2月13日、大阪市役所の関係労働組合で組織される大阪市労連は構成組合と共に大阪府労委に対し、アンケートの中止を求め不当労働行為救済と実効確保の措置を申し立てた。また、日弁連、大阪弁護士会や法律家団体が相次いで、アンケートを批判する声明を公表した。

2月22日、大阪府労委は、迅速に実効確保の措置を決定し、大阪市の責任で調査を凍結するよう勧告した。大阪市は、職員アンケートの凍結・廃棄を表明せざるを得なくなり、最終的にはマスコミを集めてデータを廃棄した。不当労働行為救済申立と実効確保措置が暴走にブレーキをかけたのである。

なお、職員アンケートについては、組合員個人と関係労組が損害賠償請求訴訟を提起している。公権力である大阪市長が職員に対し強制的に回答させるアンケートの違憲性を明らかにする重要な憲法訴訟である。

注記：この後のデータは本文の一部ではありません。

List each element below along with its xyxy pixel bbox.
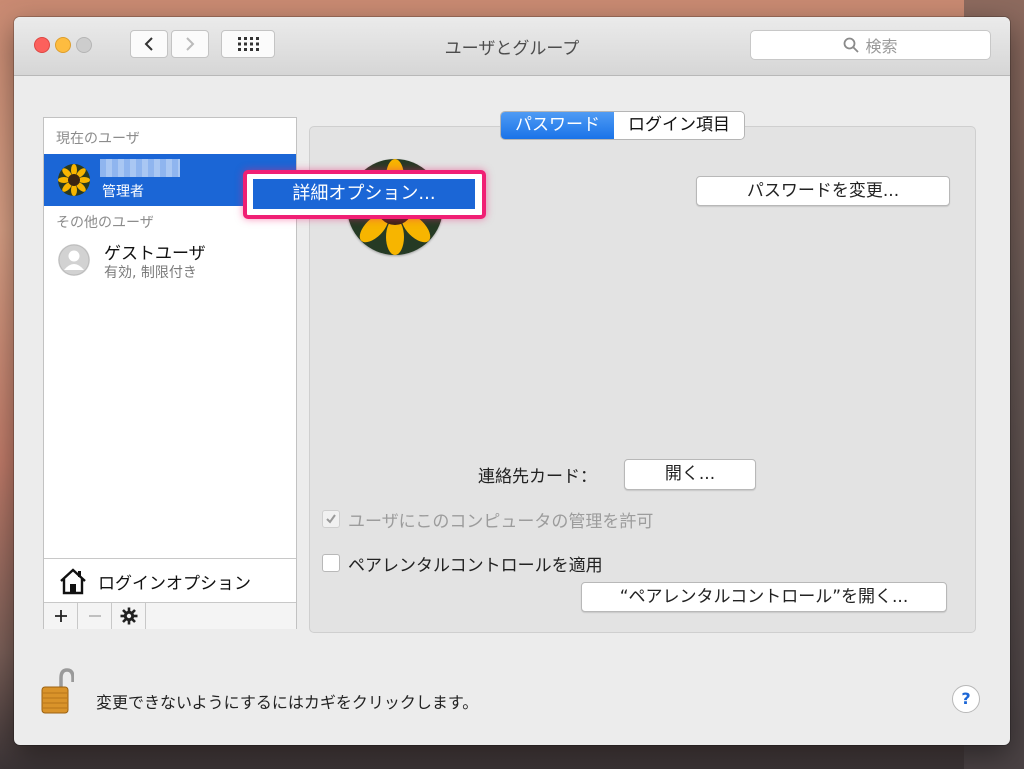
sidebar-footer — [44, 602, 296, 629]
user-role: 管理者 — [102, 184, 144, 200]
user-row-guest[interactable]: ゲストユーザ 有効, 制限付き — [44, 234, 296, 286]
sunflower-avatar-icon — [58, 164, 90, 196]
change-password-button[interactable]: パスワードを変更... — [696, 176, 950, 206]
search-field[interactable]: 検索 — [750, 30, 991, 60]
checkmark-icon — [326, 514, 336, 524]
gear-icon — [120, 607, 137, 625]
action-menu-button[interactable] — [112, 603, 146, 629]
context-menu: 詳細オプション... — [243, 170, 486, 219]
avatar — [58, 244, 90, 276]
title-bar: ユーザとグループ 検索 — [14, 17, 1010, 76]
open-parental-controls-button[interactable]: “ペアレンタルコントロール”を開く... — [581, 582, 947, 612]
allow-admin-label: ユーザにこのコンピュータの管理を許可 — [348, 512, 654, 532]
preferences-window: ユーザとグループ 検索 現在のユーザ 管理者 その他のユーザ ゲストユーザ 有効… — [14, 17, 1010, 745]
parental-controls-label: ペアレンタルコントロールを適用 — [348, 556, 603, 576]
guest-name: ゲストユーザ — [104, 244, 206, 264]
tab-bar: パスワード ログイン項目 — [500, 111, 745, 140]
plus-icon — [54, 610, 67, 622]
help-button[interactable]: ? — [952, 685, 980, 713]
blurred-username — [100, 159, 180, 177]
lock-icon[interactable] — [40, 667, 74, 715]
other-users-header: その他のユーザ — [56, 215, 154, 231]
house-icon — [60, 568, 86, 595]
contact-card-label: 連絡先カード： — [478, 467, 597, 487]
tab-login-items[interactable]: ログイン項目 — [614, 112, 744, 139]
add-user-button[interactable] — [44, 603, 78, 629]
open-contact-button[interactable]: 開く... — [624, 459, 756, 490]
allow-admin-checkbox[interactable] — [322, 510, 340, 528]
guest-status: 有効, 制限付き — [104, 265, 197, 281]
avatar — [58, 164, 90, 196]
search-placeholder: 検索 — [865, 37, 898, 56]
person-icon — [58, 244, 90, 276]
parental-controls-checkbox[interactable] — [322, 554, 340, 572]
login-options-label: ログインオプション — [98, 573, 251, 594]
remove-user-button[interactable] — [78, 603, 112, 629]
minus-icon — [88, 615, 101, 617]
advanced-options-menu-item[interactable]: 詳細オプション... — [253, 179, 475, 209]
tab-password[interactable]: パスワード — [501, 112, 614, 139]
login-options-item[interactable]: ログインオプション — [44, 558, 296, 603]
search-icon — [844, 37, 860, 53]
lock-instruction: 変更できないようにするにはカギをクリックします。 — [96, 693, 479, 712]
current-users-header: 現在のユーザ — [56, 131, 140, 147]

橋下市長は、労働組合の政治活動を理由に組合事務所を退去させた。しかし、労働組合は政治活動の自由を有することは最高裁でも承認されている。使用者が組合の自主的な政治活動に介入することは許されない。3月16日、労働組合は本庁舎内の組合事務所退去について労組法7条3号(支配介入)の不当労働行為として大阪府労委に救済を申し立てた。また、組合事務所退去問題に関する団交申し入れ拒否についても救済を申し立てている。

4月19日、労働組合は本庁舎内の組合事務所使用不許可処分に対する行政訴訟を提起した。公務員労働組合の団結権を確立するための重要な訴訟である。

チェック・オフは組合費を給与から控除しまとめて労働組合に引き渡すという日本の労使関係において定着した制度である。その打ち切りは、組合・組合員にとって大きな打撃を与える危険があり、合理的な理由のない廃止は不当労働行為にあたることは、判例法理として確立している。今回、大阪市は、チェック・オフ打ち切りを通告してきたが、労働組合は、チェック・オフ廃止に対する救済を申し立てている。

橋下市長の公務員と労働組合に対する攻撃は大阪市だけの現象ではなく、また公務員だけの問題でもない。攻撃は、新自由主義に基づく労働組合否定であり、たちまちのうち全体に波及するおそれがある。全労働者、労働組合総体の連帯による反撃が望まれる。